5G Sensor Data Streaming

The Problem

Telecommunication companies produce data extremely fast.

To make decisions based on this data, companies need to capture, transform, and analyze it in real time. They also need to store the data in an easy format for future use (AI model training etc).

But sometimes, this data is generated so quickly that it can overwhelm a traditional database. This is where Data Grid comes in. It's a in-memory cache that can accelerate our data processing and serve as a buffer between our data intake and the database.

The Architecture

Our architecture will generate data from cell devices, transform it, and store it in our cache for fast operations. We’ll also hook up a dashboard to see cell tower data generated in real-time.

The architecture has five main parts.

AMQ Streams (Kafka) - Handles high throughput real-time streaming
Apache Flink - Transforms & analyzes call record data into usable format
Data Grid - High throughput cache to serve as a buffer between Kafka and our database
MySQL Database - Stores call record data for long term use
Metabase Dashboard - Displays call record data

Quick Deploy Using Ansible (Easiest)

For a quick deployment, we can use an Ansible playbook to setup our architecture on OpenShift. Here's what you'll need on your local system.

An openshift cluster with cluster admin priviledges
Ansible (version 2.2 or higher)
curl & oc libraries

First, login to the OpenShift API Server.

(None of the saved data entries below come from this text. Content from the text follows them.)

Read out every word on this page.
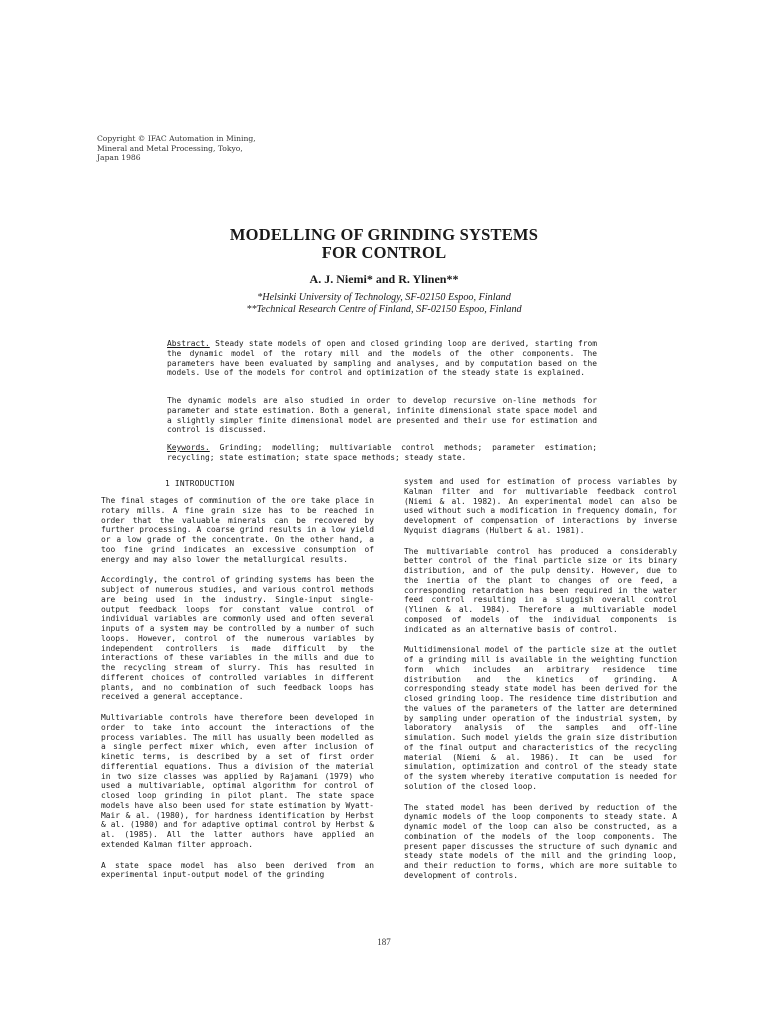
Copyright © IFAC Automation in Mining,
Mineral and Metal Processing, Tokyo,
Japan 1986
MODELLING OF GRINDING SYSTEMS
FOR CONTROL
A. J. Niemi* and R. Ylinen**
*Helsinki University of Technology, SF-02150 Espoo, Finland
**Technical Research Centre of Finland, SF-02150 Espoo, Finland

Abstract. Steady state models of open and closed grinding loop are derived, starting from the dynamic model of the rotary mill and the models of the other components. The parameters have been evaluated by sampling and analyses, and by computation based on the models. Use of the models for control and optimization of the steady state is explained.

The dynamic models are also studied in order to develop recursive on-line methods for parameter and state estimation. Both a general, infinite dimensional state space model and a slightly simpler finite dimensional model are presented and their use for estimation and control is discussed.

Keywords. Grinding; modelling; multivariable control methods; parameter estimation; recycling; state estimation; state space methods; steady state.

1 INTRODUCTION

The final stages of comminution of the ore take place in rotary mills. A fine grain size has to be reached in order that the valuable minerals can be recovered by further processing. A coarse grind results in a low yield or a low grade of the concentrate. On the other hand, a too fine grind indicates an excessive consumption of energy and may also lower the metallurgical results.

Accordingly, the control of grinding systems has been the subject of numerous studies, and various control methods are being used in the industry. Single-input single-output feedback loops for constant value control of individual variables are commonly used and often several inputs of a system may be controlled by a number of such loops. However, control of the numerous variables by independent controllers is made difficult by the interactions of these variables in the mills and due to the recycling stream of slurry. This has resulted in different choices of controlled variables in different plants, and no combination of such feedback loops has received a general acceptance.

Multivariable controls have therefore been developed in order to take into account the interactions of the process variables. The mill has usually been modelled as a single perfect mixer which, even after inclusion of kinetic terms, is described by a set of first order differential equations. Thus a division of the material in two size classes was applied by Rajamani (1979) who used a multivariable, optimal algorithm for control of closed loop grinding in pilot plant. The state space models have also been used for state estimation by Wyatt-Mair & al. (1980), for hardness identification by Herbst & al. (1980) and for adaptive optimal control by Herbst & al. (1985). All the latter authors have applied an extended Kalman filter approach.

A state space model has also been derived from an experimental input-output model of the grinding

system and used for estimation of process variables by Kalman filter and for multivariable feedback control (Niemi & al. 1982). An experimental model can also be used without such a modification in frequency domain, for development of compensation of interactions by inverse Nyquist diagrams (Hulbert & al. 1981).

The multivariable control has produced a considerably better control of the final particle size or its binary distribution, and of the pulp density. However, due to the inertia of the plant to changes of ore feed, a corresponding retardation has been required in the water feed control resulting in a sluggish overall control (Ylinen & al. 1984). Therefore a multivariable model composed of models of the individual components is indicated as an alternative basis of control.

Multidimensional model of the particle size at the outlet of a grinding mill is available in the weighting function form which includes an arbitrary residence time distribution and the kinetics of grinding. A corresponding steady state model has been derived for the closed grinding loop. The residence time distribution and the values of the parameters of the latter are determined by sampling under operation of the industrial system, by laboratory analysis of the samples and off-line simulation. Such model yields the grain size distribution of the final output and characteristics of the recycling material (Niemi & al. 1986). It can be used for simulation, optimization and control of the steady state of the system whereby iterative computation is needed for solution of the closed loop.

The stated model has been derived by reduction of the dynamic models of the loop components to steady state. A dynamic model of the loop can also be constructed, as a combination of the models of the loop components. The present paper discusses the structure of such dynamic and steady state models of the mill and the grinding loop, and their reduction to forms, which are more suitable to development of controls.

187
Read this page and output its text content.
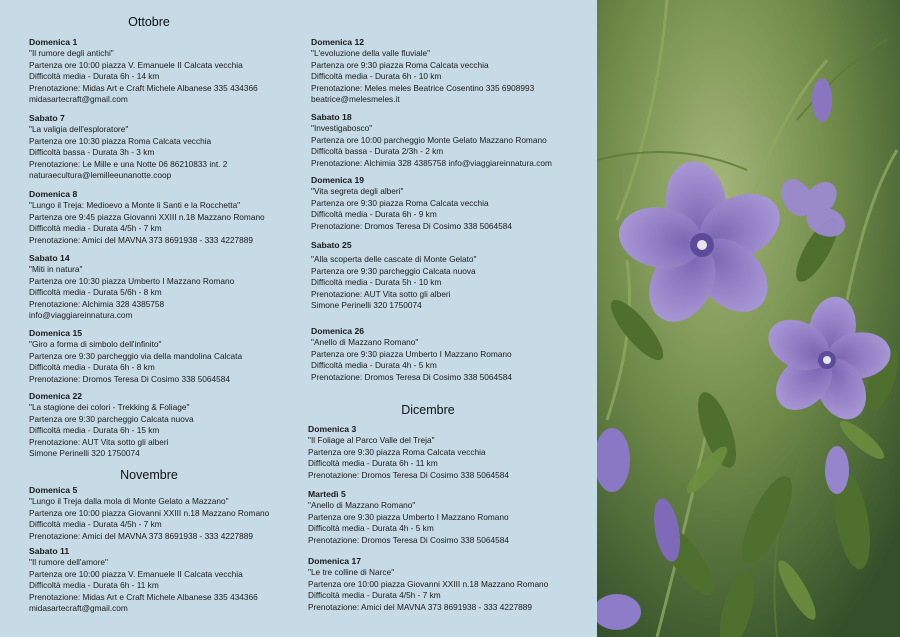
Ottobre
Domenica 1
"Il rumore degli antichi"
Partenza ore 10:00 piazza V. Emanuele II Calcata vecchia
Difficoltà media - Durata 6h - 14 km
Prenotazione: Midas Art e Craft Michele Albanese 335 434366
midasartecraft@gmail.com
Sabato 7
"La valigia dell'esploratore"
Partenza ore 10:30 piazza Roma Calcata vecchia
Difficoltà bassa - Durata 3h - 3 km
Prenotazione: Le Mille e una Notte 06 86210833 int. 2
naturaecultura@lemilleeunanotte.coop
Domenica 8
"Lungo il Treja: Medioevo a Monte li Santi e la Rocchetta"
Partenza ore 9:45 piazza Giovanni XXIII n.18 Mazzano Romano
Difficoltà media - Durata 4/5h - 7 km
Prenotazione: Amici del MAVNA 373 8691938 - 333 4227889
Sabato 14
"Miti in natura"
Partenza ore 10:30 piazza Umberto I Mazzano Romano
Difficoltà media - Durata 5/6h - 8 km
Prenotazione: Alchimia 328 4385758
info@viaggiareinnatura.com
Domenica 15
"Giro a forma di simbolo dell'infinito"
Partenza ore 9:30 parcheggio via della mandolina Calcata
Difficoltà media - Durata 6h - 8 km
Prenotazione: Dromos Teresa Di Cosimo 338 5064584
Domenica 22
"La stagione dei colori - Trekking & Foliage"
Partenza ore 9:30 parcheggio Calcata nuova
Difficoltà media - Durata 6h - 15 km
Prenotazione: AUT Vita sotto gli alberi
Simone Perinelli 320 1750074
Novembre
Domenica 5
"Lungo il Treja dalla mola di Monte Gelato a Mazzano"
Partenza ore 10:00 piazza Giovanni XXIII n.18 Mazzano Romano
Difficoltà media - Durata 4/5h - 7 km
Prenotazione: Amici del MAVNA 373 8691938 - 333 4227889
Sabato 11
"Il rumore dell'amore"
Partenza ore 10:00 piazza V. Emanuele II Calcata vecchia
Difficoltà media - Durata 6h - 11 km
Prenotazione: Midas Art e Craft Michele Albanese 335 434366
midasartecraft@gmail.com
Domenica 12
"L'evoluzione della valle fluviale"
Partenza ore 9:30 piazza Roma Calcata vecchia
Difficoltà media - Durata 6h - 10 km
Prenotazione: Meles meles Beatrice Cosentino 335 6908993
beatrice@melesmeles.it
Sabato 18
"Investigabosco"
Partenza ore 10:00 parcheggio Monte Gelato Mazzano Romano
Difficoltà bassa - Durata 2/3h - 2 km
Prenotazione: Alchimia 328 4385758 info@viaggiareinnatura.com
Domenica 19
"Vita segreta degli alberi"
Partenza ore 9:30 piazza Roma Calcata vecchia
Difficoltà media - Durata 6h - 9 km
Prenotazione: Dromos Teresa Di Cosimo 338 5064584
Sabato 25
"Alla scoperta delle cascate di Monte Gelato"
Partenza ore 9:30 parcheggio Calcata nuova
Difficoltà media - Durata 5h - 10 km
Prenotazione: AUT Vita sotto gli alberi
Simone Perinelli 320 1750074
Domenica 26
"Anello di Mazzano Romano"
Partenza ore 9:30 piazza Umberto I Mazzano Romano
Difficoltà media - Durata 4h - 5 km
Prenotazione: Dromos Teresa Di Cosimo 338 5064584
Dicembre
Domenica 3
"Il Foliage al Parco Valle del Treja"
Partenza ore 9:30 piazza Roma Calcata vecchia
Difficoltà media - Durata 6h - 11 km
Prenotazione: Dromos Teresa Di Cosimo 338 5064584
Martedì 5
"Anello di Mazzano Romano"
Partenza ore 9:30 piazza Umberto I Mazzano Romano
Difficoltà media - Durata 4h - 5 km
Prenotazione: Dromos Teresa Di Cosimo 338 5064584
Domenica 17
"Le tre colline di Narce"
Partenza ore 10:00 piazza Giovanni XXIII n.18 Mazzano Romano
Difficoltà media - Durata 4/5h - 7 km
Prenotazione: Amici del MAVNA 373 8691938 - 333 4227889
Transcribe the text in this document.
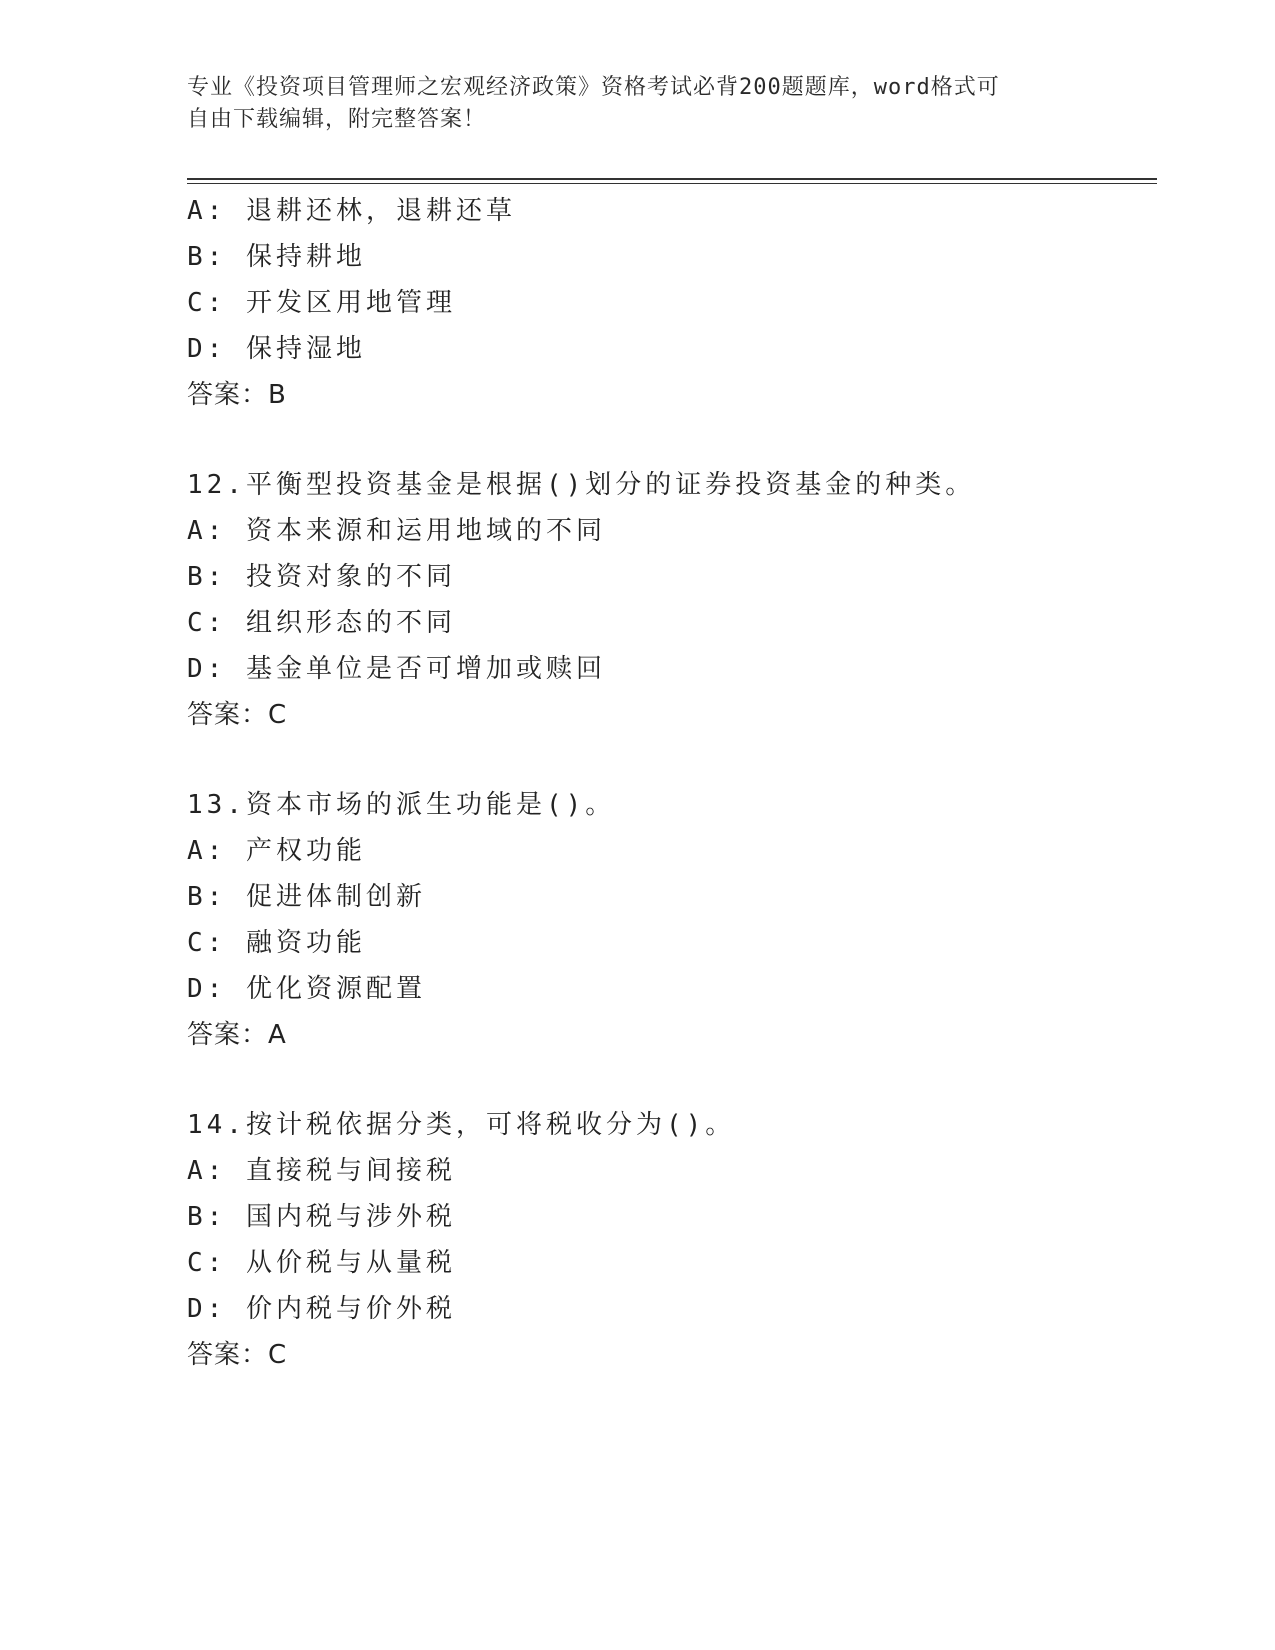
专业《投资项目管理师之宏观经济政策》资格考试必背200题题库，word格式可
自由下载编辑，附完整答案！
A: 退耕还林，退耕还草
B: 保持耕地
C: 开发区用地管理
D: 保持湿地
答案：B
12.平衡型投资基金是根据()划分的证券投资基金的种类。
A: 资本来源和运用地域的不同
B: 投资对象的不同
C: 组织形态的不同
D: 基金单位是否可增加或赎回
答案：C
13.资本市场的派生功能是()。
A: 产权功能
B: 促进体制创新
C: 融资功能
D: 优化资源配置
答案：A
14.按计税依据分类，可将税收分为()。
A: 直接税与间接税
B: 国内税与涉外税
C: 从价税与从量税
D: 价内税与价外税
答案：C
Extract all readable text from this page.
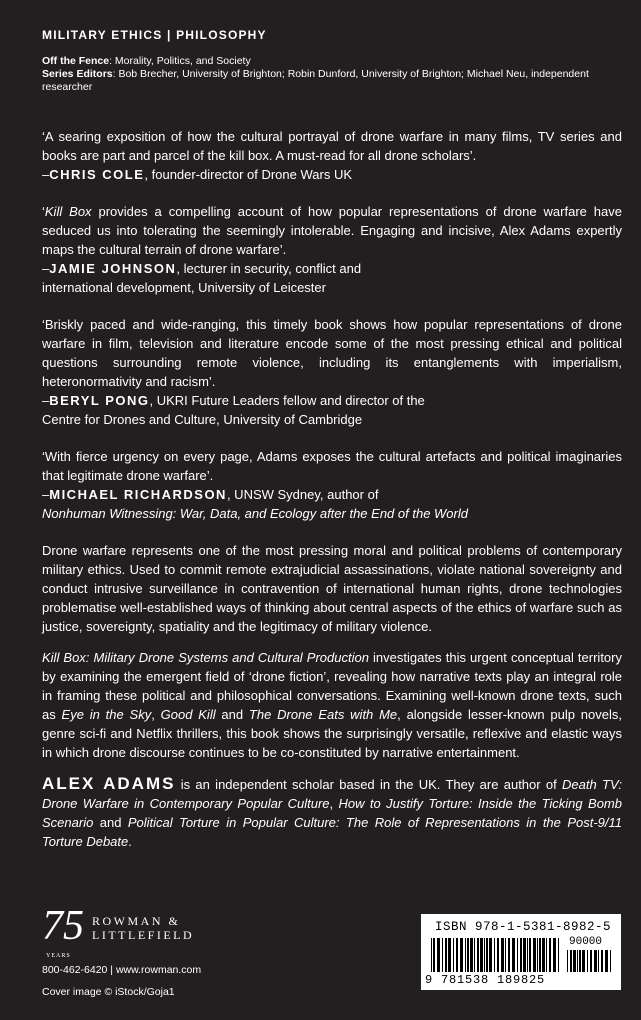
MILITARY ETHICS | PHILOSOPHY
Off the Fence: Morality, Politics, and Society
Series Editors: Bob Brecher, University of Brighton; Robin Dunford, University of Brighton; Michael Neu, independent researcher

‘A searing exposition of how the cultural portrayal of drone warfare in many films, TV series and books are part and parcel of the kill box. A must-read for all drone scholars’.

–CHRIS COLE, founder-director of Drone Wars UK

‘Kill Box provides a compelling account of how popular representations of drone warfare have seduced us into tolerating the seemingly intolerable. Engaging and incisive, Alex Adams expertly maps the cultural terrain of drone warfare’.

–JAMIE JOHNSON, lecturer in security, conflict and
international development, University of Leicester

‘Briskly paced and wide-ranging, this timely book shows how popular representations of drone warfare in film, television and literature encode some of the most pressing ethical and political questions surrounding remote violence, including its entanglements with imperialism, heteronormativity and racism’.

–BERYL PONG, UKRI Future Leaders fellow and director of the
Centre for Drones and Culture, University of Cambridge

‘With fierce urgency on every page, Adams exposes the cultural artefacts and political imaginaries that legitimate drone warfare’.

–MICHAEL RICHARDSON, UNSW Sydney, author of
Nonhuman Witnessing: War, Data, and Ecology after the End of the World

Drone warfare represents one of the most pressing moral and political problems of contemporary military ethics. Used to commit remote extrajudicial assassinations, violate national sovereignty and conduct intrusive surveillance in contravention of international human rights, drone technologies problematise well-established ways of thinking about central aspects of the ethics of warfare such as justice, sovereignty, spatiality and the legitimacy of military violence.

Kill Box: Military Drone Systems and Cultural Production investigates this urgent conceptual territory by examining the emergent field of ‘drone fiction’, revealing how narrative texts play an integral role in framing these political and philosophical conversations. Examining well-known drone texts, such as Eye in the Sky, Good Kill and The Drone Eats with Me, alongside lesser-known pulp novels, genre sci-fi and Netflix thrillers, this book shows the surprisingly versatile, reflexive and elastic ways in which drone discourse continues to be co-constituted by narrative entertainment.

ALEX ADAMS is an independent scholar based in the UK. They are author of Death TV: Drone Warfare in Contemporary Popular Culture, How to Justify Torture: Inside the Ticking Bomb Scenario and Political Torture in Popular Culture: The Role of Representations in the Post-9/11 Torture Debate.

75
YEARS
ROWMAN &
LITTLEFIELD
800-462-6420 | www.rowman.com
Cover image © iStock/Goja1
ISBN 978-1-5381-8982-5
90000
9 781538 189825
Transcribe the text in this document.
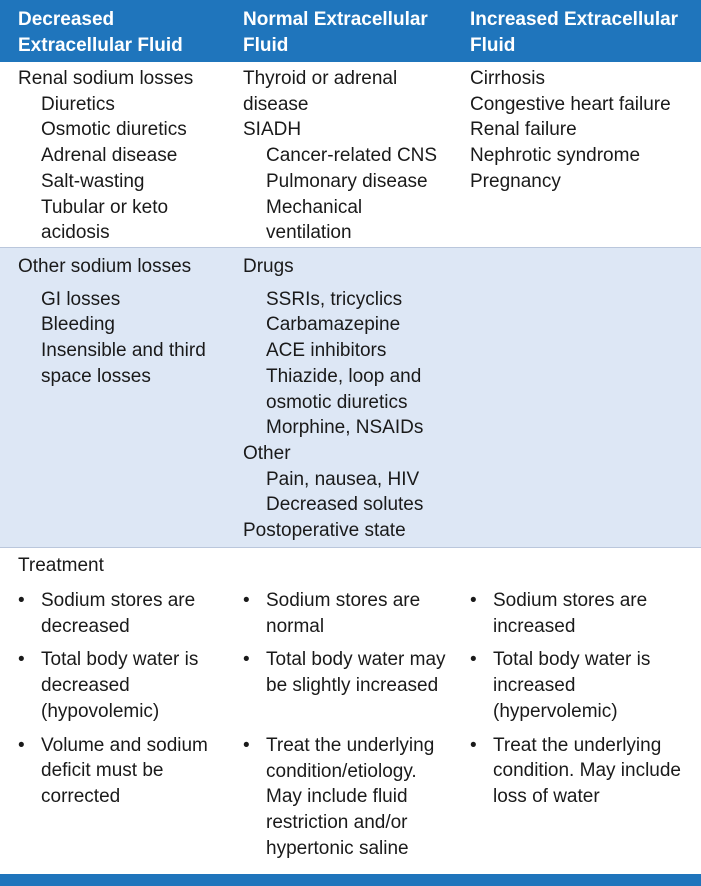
Decreased
Extracellular Fluid
Normal Extracellular
Fluid
Increased Extracellular
Fluid
Renal sodium losses
Diuretics
Osmotic diuretics
Adrenal disease
Salt-wasting
Tubular or keto
acidosis
Thyroid or adrenal
disease
SIADH
Cancer-related CNS
Pulmonary disease
Mechanical
ventilation
Cirrhosis
Congestive heart failure
Renal failure
Nephrotic syndrome
Pregnancy
Other sodium losses
GI losses
Bleeding
Insensible and third
space losses
Drugs
SSRIs, tricyclics
Carbamazepine
ACE inhibitors
Thiazide, loop and
osmotic diuretics
Morphine, NSAIDs
Other
Pain, nausea, HIV
Decreased solutes
Postoperative state
Treatment
• Sodium stores are
decreased
• Total body water is
decreased
(hypovolemic)
• Volume and sodium
deficit must be
corrected
• Sodium stores are
normal
• Total body water may
be slightly increased
• Treat the underlying
condition/etiology.
May include fluid
restriction and/or
hypertonic saline
• Sodium stores are
increased
• Total body water is
increased
(hypervolemic)
• Treat the underlying
condition. May include
loss of water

oc login -u <admin_username> -p <admin_password> <api_url>

Then, run the playbook.

ansible-playbook playbook.yml -i inventory

Deploy AMQ Streams (Kafka)

We’ll use AMQ Streams to handle events being generated from our cell devices.

First, we’ll install the AMQ Streams Operator. On the left menu of the OpenShift console, select Operators → OperatorHub and type AMQ Streams. Click Install. Make sure the Installed Namespace is openshift-operators. Click Install again.

After the operator finishes installing, we’ll create a new Kafka cluster. On the left menu, select Operators → Installed Operators and click “AMQ Streams”. Under “Provided APIs”, create an instance of Kafka. Name the cluster my-cluster and use the default settings. Click Create.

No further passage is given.